The histogram built by the script is simply a visual diagnostic tool. It shows how the indicator values are distributed in the sample before or after transformation. The functions sqrt, log, tanh, etc. affect the data. The histogram simply displays the result. Thus, the two steps are independent. First, the series is transformed (or not), then its histogram is plotted to see if the entropy has changed.

Ok, so I've got the point right now. I was originally thinking of something else.

niouininon #:

Transforming an exponent that has become fairly monotonic (log, sqrt) often doesn't change the result. On the other hand, non-monotonic transformations (tanh, saturates) change the order of certain points. This means that certain transformations better prepare the ground for creating nonlinear interactions.

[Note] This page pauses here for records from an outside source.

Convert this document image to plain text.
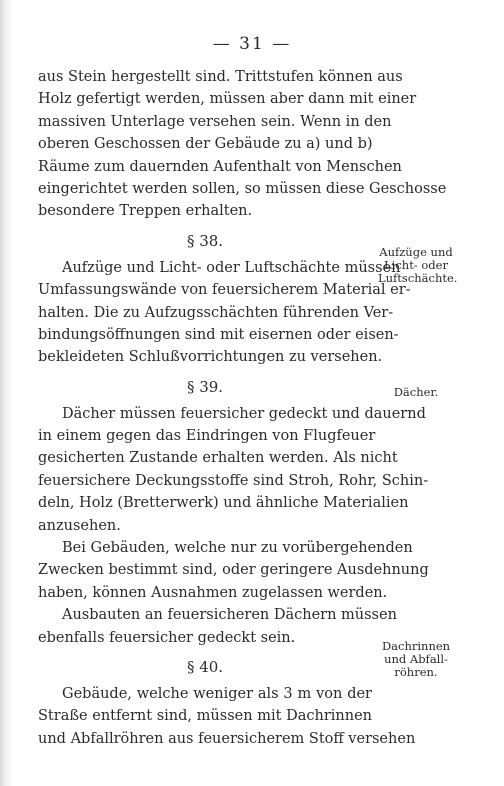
— 31 —
aus Stein hergestellt sind. Trittstufen können aus
Holz gefertigt werden, müssen aber dann mit einer
massiven Unterlage versehen sein. Wenn in den
oberen Geschossen der Gebäude zu a) und b)
Räume zum dauernden Aufenthalt von Menschen
eingerichtet werden sollen, so müssen diese Geschosse
besondere Treppen erhalten.
§ 38.
Aufzüge und Licht- oder Luftschächte müssen
Umfassungswände von feuersicherem Material er-
halten. Die zu Aufzugsschächten führenden Ver-
bindungsöffnungen sind mit eisernen oder eisen-
bekleideten Schlußvorrichtungen zu versehen.
§ 39.
Dächer müssen feuersicher gedeckt und dauernd
in einem gegen das Eindringen von Flugfeuer
gesicherten Zustande erhalten werden. Als nicht
feuersichere Deckungsstoffe sind Stroh, Rohr, Schin-
deln, Holz (Bretterwerk) und ähnliche Materialien
anzusehen.
Bei Gebäuden, welche nur zu vorübergehenden
Zwecken bestimmt sind, oder geringere Ausdehnung
haben, können Ausnahmen zugelassen werden.
Ausbauten an feuersicheren Dächern müssen
ebenfalls feuersicher gedeckt sein.
§ 40.
Gebäude, welche weniger als 3 m von der
Straße entfernt sind, müssen mit Dachrinnen
und Abfallröhren aus feuersicherem Stoff versehen
Aufzüge und
Licht- oder
Luftschächte.
Dächer.
Dachrinnen
und Abfall-
röhren.
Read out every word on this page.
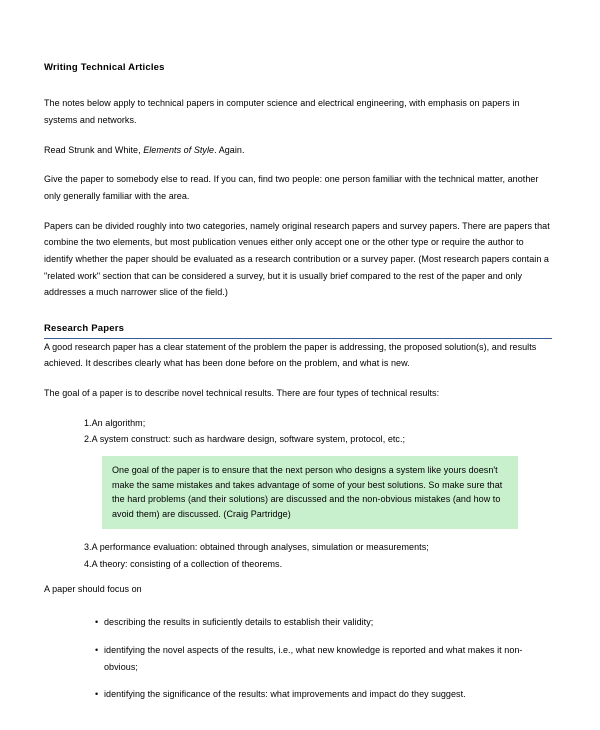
Writing Technical Articles

The notes below apply to technical papers in computer science and electrical engineering, with emphasis on papers in systems and networks.

Read Strunk and White, Elements of Style. Again.

Give the paper to somebody else to read. If you can, find two people: one person familiar with the technical matter, another only generally familiar with the area.

Papers can be divided roughly into two categories, namely original research papers and survey papers. There are papers that combine the two elements, but most publication venues either only accept one or the other type or require the author to identify whether the paper should be evaluated as a research contribution or a survey paper. (Most research papers contain a "related work" section that can be considered a survey, but it is usually brief compared to the rest of the paper and only addresses a much narrower slice of the field.)

Research Papers

A good research paper has a clear statement of the problem the paper is addressing, the proposed solution(s), and results achieved. It describes clearly what has been done before on the problem, and what is new.

The goal of a paper is to describe novel technical results. There are four types of technical results:

1.An algorithm;
2.A system construct: such as hardware design, software system, protocol, etc.;

One goal of the paper is to ensure that the next person who designs a system like yours doesn't make the same mistakes and takes advantage of some of your best solutions. So make sure that the hard problems (and their solutions) are discussed and the non-obvious mistakes (and how to avoid them) are discussed. (Craig Partridge)

3.A performance evaluation: obtained through analyses, simulation or measurements;
4.A theory: consisting of a collection of theorems.

A paper should focus on

• describing the results in suficiently details to establish their validity;
• identifying the novel aspects of the results, i.e., what new knowledge is reported and what makes it non-obvious;
• identifying the significance of the results: what improvements and impact do they suggest.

How does this change the order of points? Can you give an example of such a transformation. So far I understood the saying to mean that there were ABC points with eigenvalues in ascending order, and after the transformation the order in ascending order became, alternatively, BAC.

 
Aleksey Vyazmikin #:

Okay, I get the idea now. I was originally thinking of something else.

How does it change the order of the points? Can you give an example of such a transformation? So far I've understood that there are points ABC with eigenvalues in ascending order, and that after the transformation the ascending order has become, alternately, BAC.

The functions in the script (root, log, tanh, etc.) are all monotonically increasing. They all retain the order of the points. My previous sentence was ambiguous. The order only changes from ABC to BAC if a non-monotonic transformation is used. For example, unless I'm mistaken, the function f(x)=∣x-50∣ is not monotonic because it folds the axis around x= 50. Therefore, the order becomes BAC. In his introduction the author of the article points us to the book"Testing and Tuning Market Trading Systems (TTMTS) by Timothy Masters". As far as I'm concerned, I plan to get my hands on it because, like you, I still have a few questions. What's more, I'm not very familiar with learning models or neural networks. Apparently, it's fairly easy to find on online sales sites. Its content should be of great help to us because the article, however interesting it may be, is undoubtedly incomplete and/or in any case rather synthetic.